Open Access

A retrospective analysis of factors influencing the success of autotransplanted posterior teeth

  • Mirco F. Ronchetti1Email author,
  • Silvio Valdec2,
  • Nikolaos Pandis3,
  • Michael Locher2 and
  • Hubertus van Waes1
Progress in Orthodontics201516:42

https://doi.org/10.1186/s40510-015-0112-y

Received: 19 September 2015

Accepted: 12 November 2015

Published: 23 November 2015

Abstract

Background

Survival and success rates of tooth transplantations even after long follow-up periods have been shown to be very high. Nevertheless, it is important to analyse factors potentially influencing these rates. The aim of this study was to assess the influence on success of potential factors.

Methods

The research was based on a retrospective analysis of clinical and radiological data from a sample of 59 subjects (75 transplanted teeth). The follow-up period varied from 0.44 to 12.28 years (mean 3.95 years). Success rates were calculated and depicted with Kaplan-Meier plots. Log-rank tests were used to analyse the effect of root development stage, apex width, the use of enamel matrix proteins or the surgeon on success of transplantations.

Results

Results for success of premolar transplantations were comparable with already published data, while molars performed worse than shown in other studies. The surgeon performing the transplantation (p = 0.001) and tooth type (p ≤ 0.001) were significantly associated with transplantation success. Use of enamel matrix proteins (p = 0.10), root development stage (p = 0.13), the recipient area (p = 0.48) and apex width (p = 0.59) were not significantly associated with success.

Conclusions

Molar transplantations were not as successful as premolar transplantations; however, success rates varied greatly depending on the surgeon’s experience. The use of enamel matrix proteins as well as root development stage, the recipient area and apex width did not show significant associations with success of tooth transplantations.

Keywords

Tooth transplantation Survival Success factors

Background

The first documented case report of a homoplastic tooth transplantation was described by Fauchard in 1728 in his book Le Chirurgien Dentiste [1]. This procedure of tooth autotransplantation is defined as the transfer of a donor tooth to a recipient area in the same individual with the latter being either an extraction site or a surgically prepared socket. Starting from the 1970s and the publications of Slagsvold and Bjercke [24] and later with the studies of Andreasen and Paulsen [58], the autotransplantation of premolars has become a well-accepted and reliable procedure to replace either missing incisors or premolars. Survival of transplanted premolars has been shown to be high even decades after the surgery. Czochrowska showed a 90 % survival and a 79 % success rate after a mean observation period of 26.4 years post transplantation, indicating that some transplants were kept in situ over long periods of time despite clinical or radiographic signs of failure (no success). Autotransplantation also compared favourably with other procedures for replacement of missing teeth. Furthermore, when comparing clinical parameters of transplanted to non-transplanted teeth, no clinical or radiographic difference except for pulp obliteration was evident [9]. The advantage of autotransplantation compared to osseointegrated implants is the capacity of transplants for functional adaptation, potentially continuous eruption and therefore superior ridge preservation [711]. In addition, transplantation of molars, if well selected, has been shown by several authors to be a good treatment option for missing teeth with success ranging from 79 to 100 % [1214].

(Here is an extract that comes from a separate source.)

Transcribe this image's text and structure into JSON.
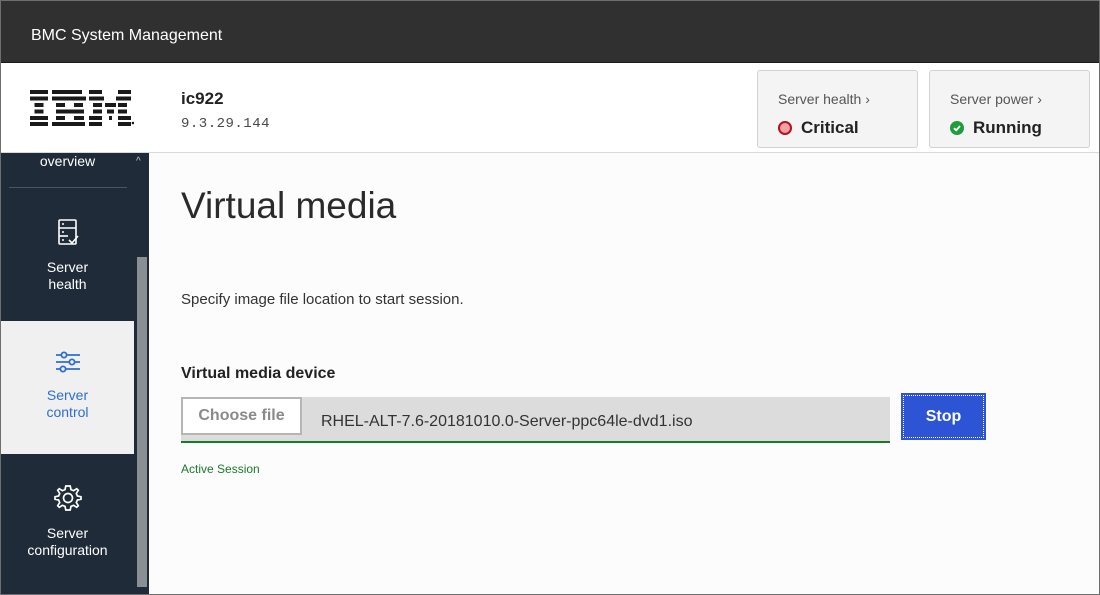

Prior studies analysing transplantations have claimed three fourths root length as being the ideal development stage for transplantation [5, 15].

Treatment with enamel matrix proteins like Emdogain® (Biora, Malmö, Sweden; incorporated into Straumann Biologic Division since 2004) has been shown to exhibit an activating effect on periodontal cells [1620]. Positive effects were also shown for the treatment of infrabony defects [21] as well as for prevention of ankyloses or root resorptions after intentional transplantation or treatment of avulsed teeth [22, 23]. Those findings however have been questioned by other investigators [2426].

Although the published findings indicate very high success (tooth in situ without any clinical or radiographic sign of failure) and survival rates (tooth in situ with or without presence of clinical or radiographic signs of failure like ankylosis, periodontal issues, root resorption or crown/root ratio >1), it is important to identify all factors determining success and survival rates of tooth transplantations. These factors are the key to higher clinical success and to prevention of unnecessary failures.

The aim of this study was to record success rates of tooth transplantations and to examine parameters which may be associated with success.

Methods

This research project was reviewed and approved by the ethics committee of the canton of Zurich, Switzerland.

All consecutive patients from the dental clinic of the University of Zürich who had undergone one or more tooth transplantations were included in order to minimize selection bias. The search was performed by a computer specialist on the patients’ database system, where all transplantations had been registered. The database was introduced in January 2000, and all registered transplantation cases up to 31 December 2012 were included. Before the year 2000, no complete patient database was available.

The following information was extracted from the retrieved files: date of birth; date of transplantation; age at transplantation; numeric number of the transplanted tooth; recipient area; root length in millimetres (measured on single X-rays) and development stage at transplantation according to Moorrees et al. [27]; apex width in millimetres grouped into ≥2 or <2 mm; post treatment development, namely root canal obliteration, root resorption, ankylosis and endodontic issues with subsequent root canal treatment including the dates of these events; and surgeon performing the surgery. Transplantations were performed by three surgeons with different levels of experience. Surgeon 1 is the clinical director of the Clinic of Paediatric Dentistry with long experience in transplantations; surgeon 2 was a postgraduate student at the Clinic of Paediatric Dentistry; and surgeon 3 was the former director of the Clinic of Oral Surgery with broad surgical experience.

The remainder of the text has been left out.